O promotor lembra que, ainda na década de 1990, pouco tempo depois de o código entrar em vigor, os procons eram acionados para as dívidas com eletrodomésticos. “Hoje, com a cultura do consumismo no país, devido às políticas de incentivo ao crédito, as pessoas parcelam todo tipo de compra e de serviço, sem saber direito o que isso pode lhes ocasionar. Pegam empréstimo para comprar um celular novo, por exemplo”, comenta o promotor. O assunto vem sendo debatido dentro do Projeto de Lei (PLS) 283/2012, que cuida da prevenção para o superendividamento. Tanto esse projeto quanto o PLS 281/2012, que cuida do comércio eletrônico, estão, atualmente, prontos para serem votados no plenário do Senado.

“No Projeto de Lei 283, há uma cláusula que dá ao consumidor o direito de se arrepender de um empréstimo em 14 dias. Muitas vezes, um idoso, por exemplo, é abordado e convencido que deve pegar um dinheiro emprestado, mas quando chega em casa, vê que não precisava disso.
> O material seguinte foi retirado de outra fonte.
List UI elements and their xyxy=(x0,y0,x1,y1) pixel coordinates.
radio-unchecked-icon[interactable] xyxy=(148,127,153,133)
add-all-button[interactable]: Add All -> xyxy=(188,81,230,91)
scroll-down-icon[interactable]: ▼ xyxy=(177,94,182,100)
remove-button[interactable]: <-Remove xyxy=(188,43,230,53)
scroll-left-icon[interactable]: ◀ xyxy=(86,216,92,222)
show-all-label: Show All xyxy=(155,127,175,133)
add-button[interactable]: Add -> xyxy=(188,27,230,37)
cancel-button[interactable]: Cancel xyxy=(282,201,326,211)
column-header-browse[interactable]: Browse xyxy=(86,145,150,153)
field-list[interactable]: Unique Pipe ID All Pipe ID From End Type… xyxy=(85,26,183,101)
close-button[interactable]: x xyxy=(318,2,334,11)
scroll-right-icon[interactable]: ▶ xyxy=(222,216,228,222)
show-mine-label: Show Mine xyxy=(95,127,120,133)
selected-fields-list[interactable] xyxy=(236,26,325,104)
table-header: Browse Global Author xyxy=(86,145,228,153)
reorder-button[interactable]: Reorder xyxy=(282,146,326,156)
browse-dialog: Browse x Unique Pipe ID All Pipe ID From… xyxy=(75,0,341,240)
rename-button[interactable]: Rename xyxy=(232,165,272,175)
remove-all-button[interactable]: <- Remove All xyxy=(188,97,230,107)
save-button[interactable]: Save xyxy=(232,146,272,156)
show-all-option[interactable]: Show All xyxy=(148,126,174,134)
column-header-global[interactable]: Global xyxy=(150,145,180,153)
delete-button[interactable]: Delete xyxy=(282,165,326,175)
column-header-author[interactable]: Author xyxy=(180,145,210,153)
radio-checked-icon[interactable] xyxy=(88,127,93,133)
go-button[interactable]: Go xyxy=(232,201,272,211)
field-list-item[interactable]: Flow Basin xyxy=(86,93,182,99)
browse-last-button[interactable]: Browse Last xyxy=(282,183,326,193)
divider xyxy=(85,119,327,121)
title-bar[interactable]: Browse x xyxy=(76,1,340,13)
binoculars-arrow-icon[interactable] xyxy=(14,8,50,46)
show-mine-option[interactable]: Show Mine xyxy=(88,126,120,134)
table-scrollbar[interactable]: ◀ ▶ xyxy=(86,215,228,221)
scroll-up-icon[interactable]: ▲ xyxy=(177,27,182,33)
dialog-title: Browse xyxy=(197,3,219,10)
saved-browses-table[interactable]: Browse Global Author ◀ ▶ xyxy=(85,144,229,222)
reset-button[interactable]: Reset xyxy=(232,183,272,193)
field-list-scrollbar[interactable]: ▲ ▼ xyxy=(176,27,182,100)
Com essa cláusula, ele terá direito de voltar atrás”, esclarece o promotor. Segundo ele, mesmo que aprovado o projeto de lei, é preciso que os governantes deem mais atenção à educação financeira dentro das escolas. “É dessa forma que vamos conseguir vencer o superendividamento. Na Europa e nos EUA, ou você tem dinheiro e adquire o produto ou você não compra. Ninguém parcela nada”, compara o promotor.

Somado ao endividamento, a outra urgência necessária para o Código de Defesa do Consumidor é o comércio eletrônico, para o qual ainda não há uma proteção específica que defenda o cliente das más práticas. O PLS 281/2012 aborda o tema e, atualmente, tramita no Senado. “Não há uma regulamentação para as compras virtuais nem para a publicidade, e isso é uma outra emergência atual”, avisa a coordenadora do Procon de Belo Horizonte, Maria Lúcia Scarpelli.

Outra prioridade destacada por ela diz respeito à clareza dos artigos. “Vinte e cinco anos depois da promulgação do código, ele continua muito moderno e forte, sendo exemplo para vários países. Mas, além do superendividamento e do e-commerce, é preciso lembrar que a lei deve ser mais clara para algumas situações, como reposições de peças no mercado. A legislação diz que as peças de um produto que saia de fabricação devem ser mantidas por um bom período de tempo, sem especificar quanto tempo”, cita.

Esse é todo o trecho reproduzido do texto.